Nolte points out that while salary costs are down and full-time faculty numbers have increased, the number of administrators has steadily declined. In 2015 there were 10 administrators. Currently there are just six on staff.

“We’re operating efficiently,” Nolte said. “In fact, for this school year we have more instructors but we are operating with a smaller staff overall.”

The labor savings is not due to simple jobs cuts, according to Kristi Ohlschwager, human resources director. She said many times an analysis is conducted when an employee leaves a position. Rather than automatically hiring a replacement as typically done, college officials scrutinize the job duties, requisite education or experience, and salary comparisons, among other factors.

Ohlschwager said officials use data-driven decisions to decide how to move forward. They use that data to dissect a position to ensure the job description matches what is actually happening in the job.

Sometimes they find a job is too big or maybe too small, or perhaps some duties could be combined, or a full-time position could be part-time. Sometimes a position will indeed be eliminated. Whatever the case, with the right data and a thorough examination officials will be able to adapt the position as best suits the school.

“We have looked at every position through a needs evaluation,” she said. “We’re not just replacing a position just because it’s open.”

She said department directors and officials conduct large market surveys to best determine salaries and job requirements, and directors are typically called on to justify why Ford County residents should continue to fund a position.

“It’s just making educated decisions,” Ohlschwager said. “Rather than just doing something because that’s how we always do it, I’m asking ‘why’.”

The payroll savings and current budget surplus was accomplished not by slashing departments to the bone or widespread layoffs, but by training a critical eye on spending, and finding ways to so more wisely.

Dr. Glendon Forgey, chief financial officer and vice president of administration, analyzed previous college budgets and found that much of the current savings can be attributed to spending money from the right accounts. Computer equipment and software, for example, should come out of the IT fund – freeing up money from the general fund.

“It’s a matter of making efficient use of all the college’s resources,” Forgey said.

The improved financial situation has dramatically improved the school’s cash reserve ratios without raising the mill levy. The ad valorem rate was even reduced slightly.

“Our HLC rating improved based on the June 18 financial statements,” Forgey said. “I expect that to continue. I expect we will have a good surplus for the fiscal year that just ended.”

Within this budget surplus, the college has still been able to initiate many much-needed campus improvements. Additional security cameras and lighting have been installed for a safer campus. Major flooding issues within the Child Development Center building were resolved and new carpeting installed. Funding has also been allocated for the long-needed repairs to the old gym wall.

DC3 officials have initiated a number of cost-saving measures.

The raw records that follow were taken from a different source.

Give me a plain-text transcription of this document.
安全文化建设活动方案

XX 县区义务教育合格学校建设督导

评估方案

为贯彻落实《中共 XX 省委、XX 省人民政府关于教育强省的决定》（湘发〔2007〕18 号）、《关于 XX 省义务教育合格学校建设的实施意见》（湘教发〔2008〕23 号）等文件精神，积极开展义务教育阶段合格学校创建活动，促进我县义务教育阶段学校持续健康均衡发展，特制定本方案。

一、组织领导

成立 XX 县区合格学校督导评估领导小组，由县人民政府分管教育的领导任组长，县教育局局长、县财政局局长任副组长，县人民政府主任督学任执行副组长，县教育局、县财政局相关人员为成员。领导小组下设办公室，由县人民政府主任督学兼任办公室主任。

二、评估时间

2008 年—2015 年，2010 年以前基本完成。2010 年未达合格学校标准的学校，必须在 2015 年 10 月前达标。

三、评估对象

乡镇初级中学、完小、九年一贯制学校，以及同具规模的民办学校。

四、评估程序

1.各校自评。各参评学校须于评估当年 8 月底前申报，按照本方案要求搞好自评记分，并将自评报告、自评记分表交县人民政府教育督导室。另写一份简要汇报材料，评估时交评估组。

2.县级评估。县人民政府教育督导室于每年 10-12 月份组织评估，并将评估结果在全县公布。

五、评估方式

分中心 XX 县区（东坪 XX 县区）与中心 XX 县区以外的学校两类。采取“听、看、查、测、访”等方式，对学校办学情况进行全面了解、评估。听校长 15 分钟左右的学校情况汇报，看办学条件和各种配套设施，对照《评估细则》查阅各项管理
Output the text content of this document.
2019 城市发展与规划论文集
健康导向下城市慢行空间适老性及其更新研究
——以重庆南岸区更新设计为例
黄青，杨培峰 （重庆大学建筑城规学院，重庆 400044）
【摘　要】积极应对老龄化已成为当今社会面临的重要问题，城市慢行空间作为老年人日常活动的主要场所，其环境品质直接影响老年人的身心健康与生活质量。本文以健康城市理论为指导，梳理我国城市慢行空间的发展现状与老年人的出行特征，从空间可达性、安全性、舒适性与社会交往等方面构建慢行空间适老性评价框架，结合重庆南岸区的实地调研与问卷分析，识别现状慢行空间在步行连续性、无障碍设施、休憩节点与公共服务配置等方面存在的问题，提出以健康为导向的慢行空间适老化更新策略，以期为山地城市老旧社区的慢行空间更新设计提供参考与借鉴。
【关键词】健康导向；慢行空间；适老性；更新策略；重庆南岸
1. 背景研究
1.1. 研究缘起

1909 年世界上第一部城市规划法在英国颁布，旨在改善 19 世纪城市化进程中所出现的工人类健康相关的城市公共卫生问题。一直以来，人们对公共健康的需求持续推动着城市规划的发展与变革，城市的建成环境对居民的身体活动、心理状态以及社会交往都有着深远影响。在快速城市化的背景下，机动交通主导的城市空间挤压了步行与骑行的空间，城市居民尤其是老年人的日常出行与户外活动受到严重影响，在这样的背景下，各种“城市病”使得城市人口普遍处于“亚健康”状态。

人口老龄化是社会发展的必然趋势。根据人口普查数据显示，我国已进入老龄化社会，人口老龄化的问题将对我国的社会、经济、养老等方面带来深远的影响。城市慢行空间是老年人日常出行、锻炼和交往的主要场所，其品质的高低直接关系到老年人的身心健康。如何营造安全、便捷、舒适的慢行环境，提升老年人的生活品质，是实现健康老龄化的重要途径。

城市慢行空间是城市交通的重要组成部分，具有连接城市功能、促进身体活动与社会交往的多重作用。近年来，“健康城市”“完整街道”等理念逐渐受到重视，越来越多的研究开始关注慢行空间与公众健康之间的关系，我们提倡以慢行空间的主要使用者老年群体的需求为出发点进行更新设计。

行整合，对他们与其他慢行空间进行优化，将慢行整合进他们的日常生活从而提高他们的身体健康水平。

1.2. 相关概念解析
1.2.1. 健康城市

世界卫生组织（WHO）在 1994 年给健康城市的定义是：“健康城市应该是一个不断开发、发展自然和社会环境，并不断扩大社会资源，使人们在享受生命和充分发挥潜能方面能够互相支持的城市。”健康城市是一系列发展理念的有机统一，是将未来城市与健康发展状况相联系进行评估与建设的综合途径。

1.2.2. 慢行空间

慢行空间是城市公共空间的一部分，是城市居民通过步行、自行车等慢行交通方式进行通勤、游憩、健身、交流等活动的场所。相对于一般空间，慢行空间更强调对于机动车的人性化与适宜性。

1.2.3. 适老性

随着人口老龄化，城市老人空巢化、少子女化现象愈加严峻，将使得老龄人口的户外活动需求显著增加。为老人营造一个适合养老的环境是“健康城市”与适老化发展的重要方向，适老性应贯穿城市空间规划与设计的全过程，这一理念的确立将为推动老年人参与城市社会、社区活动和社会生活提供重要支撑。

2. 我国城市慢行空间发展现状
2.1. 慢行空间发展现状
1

Administrators outsourced the school’s custodial operations, resulting in significant additional savings to the college.

Taxpayers are saving nearly a half million dollars after administrators refinanced bond issues with more favorable terms.

After renegotiating internet provider services, DC3 students and staff can now utilize much greater internet bandwidth speed and capacity at a significantly lower cost to the school.

Dr. Forgey renegotiated the school’s food service contract resulting in substantial savings to DC3 students.

The budget surplus also occurs while maintaining the cost paid by employees for health insurance and other benefits – which according to Ohlschwager ultimately makes the college’s total compensation package very competitive.